Climate-FVS simulations

FIA field plots were loaded into FVS and simulations were run using Climate-FVS under two climate scenarios—no climate change and Ensemble 6.0 (described below). The climate parameters for the no climate change scenario were climate normals for the period 1960–1990, and these values were set to be constant during the 100-year simulations. The Ensemble 6.0 is a Climate-FVS future climate scenario based on RCP6.0 models reported in the 5th assessment of the Intergovernmental Panel on Climate Change [22]. We focused on Ensemble 6.0 because it is a moderate future climate scenario, yet the predicted change in climate may allow forest managers the ability to maintain current forest conditions. Climate-ready FVS data (i.e., future climate estimates and species viability scores) for the FIA plots were obtained from the FVS-Climate Server [36] and loaded into the FVS input database. Examples of forest-wide climate values are summarized in the supplementary section (Additional file 1: Table S1).
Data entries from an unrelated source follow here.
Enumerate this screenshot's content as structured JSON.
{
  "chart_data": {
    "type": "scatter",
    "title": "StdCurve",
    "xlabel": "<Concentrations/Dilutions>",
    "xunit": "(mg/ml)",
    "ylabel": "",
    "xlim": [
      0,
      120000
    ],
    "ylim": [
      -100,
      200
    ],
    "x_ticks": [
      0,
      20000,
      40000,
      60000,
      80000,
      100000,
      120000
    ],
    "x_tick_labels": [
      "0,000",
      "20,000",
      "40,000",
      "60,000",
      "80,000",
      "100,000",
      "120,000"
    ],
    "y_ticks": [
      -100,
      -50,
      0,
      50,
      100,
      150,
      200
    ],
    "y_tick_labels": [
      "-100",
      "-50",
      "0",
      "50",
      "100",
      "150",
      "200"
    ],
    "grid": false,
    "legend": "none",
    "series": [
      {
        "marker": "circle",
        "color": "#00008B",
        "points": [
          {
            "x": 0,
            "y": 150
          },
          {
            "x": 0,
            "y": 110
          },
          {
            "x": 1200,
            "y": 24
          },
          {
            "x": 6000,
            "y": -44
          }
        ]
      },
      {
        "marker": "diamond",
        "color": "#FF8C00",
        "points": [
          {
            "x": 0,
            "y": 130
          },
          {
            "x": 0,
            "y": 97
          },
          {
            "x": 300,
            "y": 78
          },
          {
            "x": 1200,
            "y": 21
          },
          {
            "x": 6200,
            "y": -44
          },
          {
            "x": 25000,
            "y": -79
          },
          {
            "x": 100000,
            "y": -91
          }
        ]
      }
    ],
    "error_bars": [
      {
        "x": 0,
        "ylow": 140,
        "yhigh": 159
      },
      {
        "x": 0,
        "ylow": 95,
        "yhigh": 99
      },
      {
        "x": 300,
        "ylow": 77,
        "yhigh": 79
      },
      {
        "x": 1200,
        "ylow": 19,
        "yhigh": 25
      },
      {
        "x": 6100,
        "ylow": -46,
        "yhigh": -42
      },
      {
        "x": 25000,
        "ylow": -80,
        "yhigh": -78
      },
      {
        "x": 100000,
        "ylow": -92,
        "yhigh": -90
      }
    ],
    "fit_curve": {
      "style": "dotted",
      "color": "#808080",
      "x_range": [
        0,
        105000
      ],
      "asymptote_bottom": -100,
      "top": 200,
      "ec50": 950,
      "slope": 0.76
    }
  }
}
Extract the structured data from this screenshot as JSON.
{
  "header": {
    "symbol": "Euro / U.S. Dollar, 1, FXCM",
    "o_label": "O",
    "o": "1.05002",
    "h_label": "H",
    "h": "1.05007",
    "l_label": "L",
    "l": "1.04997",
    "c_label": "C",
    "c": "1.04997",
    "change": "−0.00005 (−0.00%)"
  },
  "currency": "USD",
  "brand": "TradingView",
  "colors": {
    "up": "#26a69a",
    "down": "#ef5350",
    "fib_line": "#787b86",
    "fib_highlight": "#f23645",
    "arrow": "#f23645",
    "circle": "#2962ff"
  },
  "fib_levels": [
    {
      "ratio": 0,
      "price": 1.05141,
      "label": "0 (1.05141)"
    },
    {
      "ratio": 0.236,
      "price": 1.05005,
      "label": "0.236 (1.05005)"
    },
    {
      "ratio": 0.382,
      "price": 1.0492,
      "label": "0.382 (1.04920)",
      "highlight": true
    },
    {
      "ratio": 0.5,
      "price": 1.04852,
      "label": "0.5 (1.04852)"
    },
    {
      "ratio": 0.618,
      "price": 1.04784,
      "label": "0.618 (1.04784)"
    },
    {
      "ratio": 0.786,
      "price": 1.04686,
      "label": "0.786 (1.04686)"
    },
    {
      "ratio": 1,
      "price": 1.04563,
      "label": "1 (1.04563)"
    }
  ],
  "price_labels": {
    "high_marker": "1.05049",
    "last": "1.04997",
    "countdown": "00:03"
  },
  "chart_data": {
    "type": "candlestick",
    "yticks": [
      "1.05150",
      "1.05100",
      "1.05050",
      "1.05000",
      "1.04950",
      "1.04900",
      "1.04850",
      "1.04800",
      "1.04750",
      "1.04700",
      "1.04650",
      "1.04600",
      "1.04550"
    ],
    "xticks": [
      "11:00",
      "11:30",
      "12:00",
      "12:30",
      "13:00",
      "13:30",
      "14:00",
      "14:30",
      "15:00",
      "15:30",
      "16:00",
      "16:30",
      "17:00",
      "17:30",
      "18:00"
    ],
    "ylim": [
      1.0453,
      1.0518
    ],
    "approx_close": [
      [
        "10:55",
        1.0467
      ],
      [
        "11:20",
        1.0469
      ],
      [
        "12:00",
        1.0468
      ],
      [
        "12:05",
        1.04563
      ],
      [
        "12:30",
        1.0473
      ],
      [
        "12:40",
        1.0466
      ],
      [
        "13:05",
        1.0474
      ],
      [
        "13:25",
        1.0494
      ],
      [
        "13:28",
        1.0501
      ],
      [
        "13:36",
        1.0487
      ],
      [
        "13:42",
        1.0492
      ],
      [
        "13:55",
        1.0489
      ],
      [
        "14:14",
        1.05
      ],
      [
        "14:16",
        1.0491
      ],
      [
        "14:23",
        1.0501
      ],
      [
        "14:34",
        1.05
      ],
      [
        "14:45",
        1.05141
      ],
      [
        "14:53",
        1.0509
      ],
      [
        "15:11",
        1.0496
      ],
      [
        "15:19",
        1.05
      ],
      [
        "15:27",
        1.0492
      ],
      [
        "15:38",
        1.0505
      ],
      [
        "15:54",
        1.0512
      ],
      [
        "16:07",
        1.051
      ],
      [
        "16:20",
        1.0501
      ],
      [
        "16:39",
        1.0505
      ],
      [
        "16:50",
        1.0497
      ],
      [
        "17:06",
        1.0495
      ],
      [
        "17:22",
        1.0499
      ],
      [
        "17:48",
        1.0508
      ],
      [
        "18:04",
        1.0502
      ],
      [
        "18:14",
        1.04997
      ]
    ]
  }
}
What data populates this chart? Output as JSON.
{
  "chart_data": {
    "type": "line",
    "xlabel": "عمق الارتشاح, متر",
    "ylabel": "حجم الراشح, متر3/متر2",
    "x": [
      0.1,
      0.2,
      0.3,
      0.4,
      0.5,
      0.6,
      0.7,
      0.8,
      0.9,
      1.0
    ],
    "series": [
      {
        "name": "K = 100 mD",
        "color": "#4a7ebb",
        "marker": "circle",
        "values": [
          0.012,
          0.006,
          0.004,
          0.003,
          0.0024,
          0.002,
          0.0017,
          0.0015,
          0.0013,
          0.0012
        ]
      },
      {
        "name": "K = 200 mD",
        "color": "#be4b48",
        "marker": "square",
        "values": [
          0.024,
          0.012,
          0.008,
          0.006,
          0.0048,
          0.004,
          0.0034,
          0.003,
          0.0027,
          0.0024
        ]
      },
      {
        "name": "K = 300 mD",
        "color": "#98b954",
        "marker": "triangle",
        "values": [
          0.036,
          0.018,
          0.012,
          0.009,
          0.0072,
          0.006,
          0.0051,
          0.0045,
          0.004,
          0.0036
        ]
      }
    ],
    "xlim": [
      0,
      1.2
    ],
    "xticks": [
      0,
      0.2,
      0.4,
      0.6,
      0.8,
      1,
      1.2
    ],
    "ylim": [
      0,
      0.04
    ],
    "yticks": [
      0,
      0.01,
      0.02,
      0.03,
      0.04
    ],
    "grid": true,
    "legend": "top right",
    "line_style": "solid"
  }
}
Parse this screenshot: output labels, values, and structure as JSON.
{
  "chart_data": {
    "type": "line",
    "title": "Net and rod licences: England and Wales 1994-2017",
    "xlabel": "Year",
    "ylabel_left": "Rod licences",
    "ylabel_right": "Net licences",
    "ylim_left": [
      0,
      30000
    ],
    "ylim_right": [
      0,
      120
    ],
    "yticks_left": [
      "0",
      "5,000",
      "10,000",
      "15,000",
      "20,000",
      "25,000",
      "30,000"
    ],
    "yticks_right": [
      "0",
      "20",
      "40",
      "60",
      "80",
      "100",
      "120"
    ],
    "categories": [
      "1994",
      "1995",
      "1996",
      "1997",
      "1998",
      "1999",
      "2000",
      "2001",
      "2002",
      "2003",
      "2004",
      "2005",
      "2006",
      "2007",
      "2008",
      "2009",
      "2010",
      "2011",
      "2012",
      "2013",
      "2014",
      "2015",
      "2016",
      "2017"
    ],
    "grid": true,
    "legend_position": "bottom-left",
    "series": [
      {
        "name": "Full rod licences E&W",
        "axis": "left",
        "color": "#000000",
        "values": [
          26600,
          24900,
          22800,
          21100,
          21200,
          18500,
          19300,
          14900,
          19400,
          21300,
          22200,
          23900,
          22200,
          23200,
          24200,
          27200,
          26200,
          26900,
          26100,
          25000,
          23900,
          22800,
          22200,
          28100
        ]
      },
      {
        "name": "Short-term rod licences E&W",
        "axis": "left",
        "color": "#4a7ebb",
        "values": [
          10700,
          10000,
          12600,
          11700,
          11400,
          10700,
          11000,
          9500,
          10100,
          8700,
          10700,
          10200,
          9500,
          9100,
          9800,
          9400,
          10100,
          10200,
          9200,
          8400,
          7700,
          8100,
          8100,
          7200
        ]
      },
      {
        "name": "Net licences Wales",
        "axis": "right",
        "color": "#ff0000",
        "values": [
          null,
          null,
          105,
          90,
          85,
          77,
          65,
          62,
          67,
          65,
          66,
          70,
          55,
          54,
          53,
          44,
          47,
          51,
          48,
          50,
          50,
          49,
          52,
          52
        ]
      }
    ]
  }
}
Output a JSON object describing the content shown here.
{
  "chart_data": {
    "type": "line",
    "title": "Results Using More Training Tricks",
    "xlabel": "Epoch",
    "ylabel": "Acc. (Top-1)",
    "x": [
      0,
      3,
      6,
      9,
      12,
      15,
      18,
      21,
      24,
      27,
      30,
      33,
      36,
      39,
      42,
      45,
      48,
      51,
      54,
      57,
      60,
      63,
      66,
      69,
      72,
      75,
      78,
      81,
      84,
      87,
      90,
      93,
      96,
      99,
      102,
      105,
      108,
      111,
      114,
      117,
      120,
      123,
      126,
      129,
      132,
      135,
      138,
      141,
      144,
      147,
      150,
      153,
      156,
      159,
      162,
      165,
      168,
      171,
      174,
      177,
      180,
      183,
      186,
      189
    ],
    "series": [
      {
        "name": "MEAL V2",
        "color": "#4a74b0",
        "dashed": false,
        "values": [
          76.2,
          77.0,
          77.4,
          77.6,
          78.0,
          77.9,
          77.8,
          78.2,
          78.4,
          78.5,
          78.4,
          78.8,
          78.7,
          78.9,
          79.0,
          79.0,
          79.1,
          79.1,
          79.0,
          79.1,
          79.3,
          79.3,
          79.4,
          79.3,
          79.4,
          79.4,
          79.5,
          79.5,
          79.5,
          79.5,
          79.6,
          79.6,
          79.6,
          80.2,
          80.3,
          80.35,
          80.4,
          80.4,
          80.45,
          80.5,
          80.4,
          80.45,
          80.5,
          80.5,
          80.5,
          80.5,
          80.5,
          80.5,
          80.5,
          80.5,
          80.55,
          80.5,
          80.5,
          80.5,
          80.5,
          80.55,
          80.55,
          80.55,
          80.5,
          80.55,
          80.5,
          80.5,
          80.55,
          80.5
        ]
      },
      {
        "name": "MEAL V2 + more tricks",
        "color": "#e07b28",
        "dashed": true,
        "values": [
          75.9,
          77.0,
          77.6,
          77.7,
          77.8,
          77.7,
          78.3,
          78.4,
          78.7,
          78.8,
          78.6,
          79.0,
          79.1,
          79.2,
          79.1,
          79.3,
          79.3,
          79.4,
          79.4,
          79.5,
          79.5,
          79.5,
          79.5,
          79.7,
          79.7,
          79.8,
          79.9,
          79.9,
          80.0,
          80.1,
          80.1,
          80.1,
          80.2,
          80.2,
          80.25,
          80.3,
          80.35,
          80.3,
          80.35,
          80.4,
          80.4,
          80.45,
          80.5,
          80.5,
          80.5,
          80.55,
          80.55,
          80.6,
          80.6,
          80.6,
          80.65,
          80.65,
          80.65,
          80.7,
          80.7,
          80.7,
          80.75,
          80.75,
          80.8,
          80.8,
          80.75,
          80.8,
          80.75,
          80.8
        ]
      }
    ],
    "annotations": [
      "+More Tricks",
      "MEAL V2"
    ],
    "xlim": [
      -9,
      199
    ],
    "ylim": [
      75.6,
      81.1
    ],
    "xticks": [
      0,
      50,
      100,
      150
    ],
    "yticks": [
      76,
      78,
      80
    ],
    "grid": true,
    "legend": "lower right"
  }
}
Regeneration was simulated within Climate-FVS by planting up to 4 different species at a seedling density of 1235 trees per hectare when the stocking level fell below 40% [22]. We felt this was a conservative reforestation density that exceeds current restocking requirements. FVS can allow for natural regeneration; however, reliable natural regeneration establishment rates covering the entire study area would have been required to parameterize the model. Our reasoning for using artificial regeneration was to ensure seedlings always had the opportunity to be present. No allowance was made to ensure that a seed source was present at the plot; this effectively allowed for new species to migrate into the simulated plot. The species regenerated were limited to species currently found in the respective FVS variant, and preference was given to species climatically suited for the site at the time the regeneration was simulated.

The maximum height that a tree could grow was modified within FVS by specifying a height cap. This was done to mitigate an unfortunate behavior of the base FVS model to sometimes simulate unreasonable tree heights. Tree height caps are often added by FVS users but only take effect when trees approach or surpass the cap. The height caps we used ensure trees would not grow taller than observed within a given ecoregion. The maximum height for each tree species located in a specific variant was queried from field measured tree heights in the FIA database. These maximum heights became the preliminary values for the FVS height cap. The maximum measured heights were reviewed to determine if the heights appeared to be morphologically reasonable. In cases with abnormally low maximum heights, the height cap was replaced with a more realistic value from a geographically neighboring variant.

A sensitivity analysis was performed on model outputs by varying the disturbance probabilities and the effect of the dClim rule. In addition to the calculated disturbance probabilities (herein referred to as base disturbance level), simulations were run with the disturbance probabilities doubled, halved, and set to zero (i.e., no disturbance). Six climate metrics returned by the climate server enforce the dClim rule [22] and these values were also doubled (referred to as dClim 2.0), halved (referred to as dClim 0.5), and excluded (which disables the dClim rule; referred to as dClim Off). It is important to note that halving the dClim values increases climate-related mortality, implying species survival is tuned to a narrow climatic range; conversely doubling dClim values decreases climate-related mortality. We performed a sensitivity analysis on a range of dClim values to investigate the importance of this parameter though some values, such as dClim 0.5, may not be realistic. Excluding dClim values still allows Climate-FVS to induce climate-related mortality solely through calculated species viability scores.

We focused on two model response variables: the aboveground carbon pool representing carbon found in living and standing dead trees, and species composition. Plot-level carbon was calculated using the Fire and Fuels Extension to FVS, which uses the National Volume Estimator Library [47] allometric volume equations and species-specific density estimates to calculate carbon in the bole and regionally calibrated allometric equations to estimate carbon stored in the branches and leaves [48]. The total carbon pool for each National Forest was calculated by multiplying plot-level carbon by the plot expansion factor calculated by FIA2FVS. Similarly, species composition was calculated by multiplying the species-level basal area by the field plot expansion factor. Climate-FVS was run 10 times for each dClim—disturbance combination to obtain estimates of variation associated with model predictions resulting from disturbances being randomly assigned to the simulated plots.